Я пожал плечами. Он замолчал, сбившись с дыхания.
Нам кажется, что в момент смерти может открыться истина о том мире, куда мы уходим, но на самом деле эти туманные мгновения могут открыть только истину о нас самих. И нам очень хочется что-то узнать о себе, прежде чем будет поздно.
— Скажи, были минуты, когда ты меня любил? — спросил я.
Слово «меня» проплыло по палате в виде графитовой полосы.
Отец несколько раз моргнул — теперь это получалось у него медленно. Затем он расстегнул ремешок, снял часы и положил их на тумбочку. На запястье выделялась светлая полоска. Отец потер это место и сказал:
— Когда ты родился, я перестал носить часы. Забыл о них, перестал чувствовать время, не стало ни часов, ни минут. Иногда я ложился вздремнуть рядом с тобой и твоей мамой. Еще помню, я таскал дрова для камина и пытался починить все, что было испорчено в доме. Случалось, вставал по ночам просто посмотреть на тебя. — Он оглядел палату и заключил: — Вот что ты со мной сделал. Разумеется, я тебя любил.

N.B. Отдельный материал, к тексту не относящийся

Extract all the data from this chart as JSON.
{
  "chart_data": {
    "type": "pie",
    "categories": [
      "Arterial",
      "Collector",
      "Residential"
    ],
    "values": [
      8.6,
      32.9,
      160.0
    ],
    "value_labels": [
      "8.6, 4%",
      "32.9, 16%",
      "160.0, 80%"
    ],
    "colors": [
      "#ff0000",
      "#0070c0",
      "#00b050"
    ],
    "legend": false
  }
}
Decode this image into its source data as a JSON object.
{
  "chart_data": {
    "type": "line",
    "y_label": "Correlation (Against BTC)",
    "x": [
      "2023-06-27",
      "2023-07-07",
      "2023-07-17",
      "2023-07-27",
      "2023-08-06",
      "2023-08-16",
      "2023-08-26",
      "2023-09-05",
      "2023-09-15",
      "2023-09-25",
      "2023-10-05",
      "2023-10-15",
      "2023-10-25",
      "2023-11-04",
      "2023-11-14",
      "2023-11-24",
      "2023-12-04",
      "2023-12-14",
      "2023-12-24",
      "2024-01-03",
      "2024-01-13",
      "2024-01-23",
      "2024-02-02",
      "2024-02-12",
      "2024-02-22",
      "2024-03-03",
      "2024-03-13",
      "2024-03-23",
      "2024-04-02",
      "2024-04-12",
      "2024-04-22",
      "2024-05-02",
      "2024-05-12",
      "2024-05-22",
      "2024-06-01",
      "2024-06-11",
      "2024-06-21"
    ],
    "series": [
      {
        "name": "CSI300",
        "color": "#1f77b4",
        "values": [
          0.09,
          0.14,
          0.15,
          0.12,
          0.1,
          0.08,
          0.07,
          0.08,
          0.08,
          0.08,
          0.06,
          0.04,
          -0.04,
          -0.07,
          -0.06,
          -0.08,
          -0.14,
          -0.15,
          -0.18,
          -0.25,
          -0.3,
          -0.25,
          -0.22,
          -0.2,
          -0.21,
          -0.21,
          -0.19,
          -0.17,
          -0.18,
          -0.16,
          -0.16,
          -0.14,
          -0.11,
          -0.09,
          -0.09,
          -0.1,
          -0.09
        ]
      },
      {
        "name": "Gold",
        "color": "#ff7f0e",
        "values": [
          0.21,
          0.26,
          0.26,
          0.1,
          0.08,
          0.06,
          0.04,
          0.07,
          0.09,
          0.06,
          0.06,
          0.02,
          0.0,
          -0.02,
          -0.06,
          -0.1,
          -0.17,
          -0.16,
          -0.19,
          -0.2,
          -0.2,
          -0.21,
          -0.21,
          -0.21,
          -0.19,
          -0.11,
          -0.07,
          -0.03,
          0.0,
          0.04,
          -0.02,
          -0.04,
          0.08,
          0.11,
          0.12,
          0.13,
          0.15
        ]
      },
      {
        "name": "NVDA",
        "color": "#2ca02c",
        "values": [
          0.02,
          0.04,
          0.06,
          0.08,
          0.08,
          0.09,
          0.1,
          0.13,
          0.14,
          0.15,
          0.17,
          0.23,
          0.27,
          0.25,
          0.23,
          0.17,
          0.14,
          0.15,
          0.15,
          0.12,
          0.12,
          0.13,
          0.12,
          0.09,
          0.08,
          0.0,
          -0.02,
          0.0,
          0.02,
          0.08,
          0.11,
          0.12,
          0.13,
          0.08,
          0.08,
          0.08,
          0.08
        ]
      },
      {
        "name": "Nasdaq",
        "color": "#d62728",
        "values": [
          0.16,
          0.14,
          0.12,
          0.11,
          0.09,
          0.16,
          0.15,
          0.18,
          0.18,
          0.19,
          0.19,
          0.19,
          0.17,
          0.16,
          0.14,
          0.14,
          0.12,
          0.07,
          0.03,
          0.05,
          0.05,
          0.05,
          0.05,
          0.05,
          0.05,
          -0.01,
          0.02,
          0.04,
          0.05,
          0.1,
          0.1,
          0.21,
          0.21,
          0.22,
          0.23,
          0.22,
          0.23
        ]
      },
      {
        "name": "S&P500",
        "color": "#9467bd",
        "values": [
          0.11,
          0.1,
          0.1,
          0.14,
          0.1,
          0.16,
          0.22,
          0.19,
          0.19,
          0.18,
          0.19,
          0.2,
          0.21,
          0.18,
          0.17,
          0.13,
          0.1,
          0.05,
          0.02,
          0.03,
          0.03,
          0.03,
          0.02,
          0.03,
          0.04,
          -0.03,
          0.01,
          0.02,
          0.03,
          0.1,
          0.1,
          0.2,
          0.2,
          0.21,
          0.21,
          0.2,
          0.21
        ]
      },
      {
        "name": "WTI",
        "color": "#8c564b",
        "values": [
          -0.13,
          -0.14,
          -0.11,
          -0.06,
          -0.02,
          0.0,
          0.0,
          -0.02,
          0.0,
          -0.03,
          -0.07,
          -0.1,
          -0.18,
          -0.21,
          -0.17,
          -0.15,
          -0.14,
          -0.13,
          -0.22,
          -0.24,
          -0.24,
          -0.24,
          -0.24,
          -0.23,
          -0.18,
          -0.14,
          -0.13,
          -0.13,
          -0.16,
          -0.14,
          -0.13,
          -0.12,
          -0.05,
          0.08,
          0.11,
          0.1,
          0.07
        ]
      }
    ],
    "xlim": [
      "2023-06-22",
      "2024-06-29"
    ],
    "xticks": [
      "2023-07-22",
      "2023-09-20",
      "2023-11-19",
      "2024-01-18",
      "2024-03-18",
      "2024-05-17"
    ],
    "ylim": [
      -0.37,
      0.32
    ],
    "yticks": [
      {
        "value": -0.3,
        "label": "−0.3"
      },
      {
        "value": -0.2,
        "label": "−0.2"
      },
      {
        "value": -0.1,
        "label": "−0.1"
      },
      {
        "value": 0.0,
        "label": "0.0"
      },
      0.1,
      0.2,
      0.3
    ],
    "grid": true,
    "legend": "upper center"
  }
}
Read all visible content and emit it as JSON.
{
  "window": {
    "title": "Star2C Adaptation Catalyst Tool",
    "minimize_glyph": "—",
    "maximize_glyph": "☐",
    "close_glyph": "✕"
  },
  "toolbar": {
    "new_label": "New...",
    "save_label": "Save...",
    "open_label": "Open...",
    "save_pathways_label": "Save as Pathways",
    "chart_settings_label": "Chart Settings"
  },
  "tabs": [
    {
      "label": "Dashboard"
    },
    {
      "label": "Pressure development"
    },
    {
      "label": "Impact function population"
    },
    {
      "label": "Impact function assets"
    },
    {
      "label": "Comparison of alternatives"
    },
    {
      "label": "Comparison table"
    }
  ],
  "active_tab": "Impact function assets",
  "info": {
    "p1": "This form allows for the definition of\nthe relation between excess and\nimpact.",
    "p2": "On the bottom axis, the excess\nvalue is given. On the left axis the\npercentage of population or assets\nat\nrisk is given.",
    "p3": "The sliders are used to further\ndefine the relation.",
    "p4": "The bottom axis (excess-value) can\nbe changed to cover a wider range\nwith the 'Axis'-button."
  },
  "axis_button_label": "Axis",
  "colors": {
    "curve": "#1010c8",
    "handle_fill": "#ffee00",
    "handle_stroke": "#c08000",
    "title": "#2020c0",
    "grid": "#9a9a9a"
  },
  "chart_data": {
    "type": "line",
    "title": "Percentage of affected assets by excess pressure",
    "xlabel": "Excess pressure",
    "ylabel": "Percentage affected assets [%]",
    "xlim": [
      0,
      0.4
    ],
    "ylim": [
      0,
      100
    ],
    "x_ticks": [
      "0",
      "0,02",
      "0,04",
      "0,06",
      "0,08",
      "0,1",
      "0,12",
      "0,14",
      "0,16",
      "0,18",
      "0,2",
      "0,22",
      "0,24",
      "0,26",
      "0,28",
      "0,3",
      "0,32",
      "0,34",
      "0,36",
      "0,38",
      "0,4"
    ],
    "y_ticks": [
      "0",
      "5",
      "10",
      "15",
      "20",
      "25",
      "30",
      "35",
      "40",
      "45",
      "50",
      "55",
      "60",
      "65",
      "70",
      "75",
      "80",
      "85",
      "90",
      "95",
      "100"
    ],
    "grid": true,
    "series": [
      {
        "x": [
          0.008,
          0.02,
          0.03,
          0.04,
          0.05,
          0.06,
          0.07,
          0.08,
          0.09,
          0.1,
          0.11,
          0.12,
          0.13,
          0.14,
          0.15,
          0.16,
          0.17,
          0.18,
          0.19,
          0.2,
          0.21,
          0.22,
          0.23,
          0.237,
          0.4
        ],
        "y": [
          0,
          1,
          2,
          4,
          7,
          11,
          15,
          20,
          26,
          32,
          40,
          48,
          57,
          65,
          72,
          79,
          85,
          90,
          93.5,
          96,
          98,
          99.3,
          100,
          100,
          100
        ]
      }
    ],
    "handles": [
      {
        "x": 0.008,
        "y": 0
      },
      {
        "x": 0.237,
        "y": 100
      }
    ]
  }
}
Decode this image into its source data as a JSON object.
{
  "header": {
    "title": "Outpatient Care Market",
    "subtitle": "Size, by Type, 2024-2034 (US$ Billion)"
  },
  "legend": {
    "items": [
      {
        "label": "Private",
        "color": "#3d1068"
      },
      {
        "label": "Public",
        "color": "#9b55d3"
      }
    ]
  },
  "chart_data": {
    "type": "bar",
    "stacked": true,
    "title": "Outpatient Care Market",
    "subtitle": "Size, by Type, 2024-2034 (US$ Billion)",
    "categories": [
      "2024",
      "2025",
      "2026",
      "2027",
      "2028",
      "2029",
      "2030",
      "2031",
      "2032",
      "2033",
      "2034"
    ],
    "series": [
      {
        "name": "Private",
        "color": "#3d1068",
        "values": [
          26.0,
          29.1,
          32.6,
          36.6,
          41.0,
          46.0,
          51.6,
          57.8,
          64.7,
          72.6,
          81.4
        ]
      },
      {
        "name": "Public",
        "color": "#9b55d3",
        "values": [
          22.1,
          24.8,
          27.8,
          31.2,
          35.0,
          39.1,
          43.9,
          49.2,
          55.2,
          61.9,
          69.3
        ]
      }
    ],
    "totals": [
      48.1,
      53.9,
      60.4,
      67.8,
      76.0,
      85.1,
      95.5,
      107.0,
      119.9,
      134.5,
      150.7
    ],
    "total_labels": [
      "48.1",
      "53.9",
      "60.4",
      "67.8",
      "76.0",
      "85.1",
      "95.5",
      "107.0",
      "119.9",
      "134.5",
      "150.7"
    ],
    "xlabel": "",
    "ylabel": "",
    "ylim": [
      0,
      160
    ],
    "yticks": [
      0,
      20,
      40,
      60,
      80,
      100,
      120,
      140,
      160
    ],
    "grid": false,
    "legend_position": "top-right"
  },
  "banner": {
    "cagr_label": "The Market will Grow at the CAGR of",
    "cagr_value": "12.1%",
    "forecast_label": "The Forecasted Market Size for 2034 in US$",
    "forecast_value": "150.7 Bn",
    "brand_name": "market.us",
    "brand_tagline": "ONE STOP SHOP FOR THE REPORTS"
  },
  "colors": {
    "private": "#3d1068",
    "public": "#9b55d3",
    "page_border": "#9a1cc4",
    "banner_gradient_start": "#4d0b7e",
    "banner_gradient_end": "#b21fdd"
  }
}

Я чувствовал холод металлических перил его койки.
— Возьми эти часы себе, — сказал отец. — Можешь даже не носить, просто пусть будут у тебя.
— Пап, я буду носить их, — ответил я.
— Только они не идут… но у нас в городе есть часовщик. Ювелир… Лундберг, Клинберг… — Он прикрыл глаза. — Господи, да как же его фамилия?..
Отец вдруг широко открыл глаза и посмотрел в окно. Я подошел к тумбочке и взял часы. Они еще хранили тепло его руки. И тут я услышал, как его дыхание оборвалось. В комнате стало очень тихо. Его голова дернулась, а потом замерла.
Вот и замерло сердце, отсчитывавшее по четыре с половиной тысячи ударов в час в течение сорока восьми лет. Он умер мгновенно, на выдохе, глядя в окно на больничную парковку и пытаясь припомнить фамилию часовщика из нашего городка. Дыхание прекратилось, на мониторе, фиксировавшем работу сердца, поползла ровная зеленая линия. Тут же замигали лампочки аппаратов, завыла сирена. В коридоре зашелестели по линолеуму приближающиеся шаги. Я положил руку ему на грудь. Вбежали сестры. Я отошел к окну. Глаза отца оставались открытыми, и мне казалось, что он не отрываясь смотрит на меня.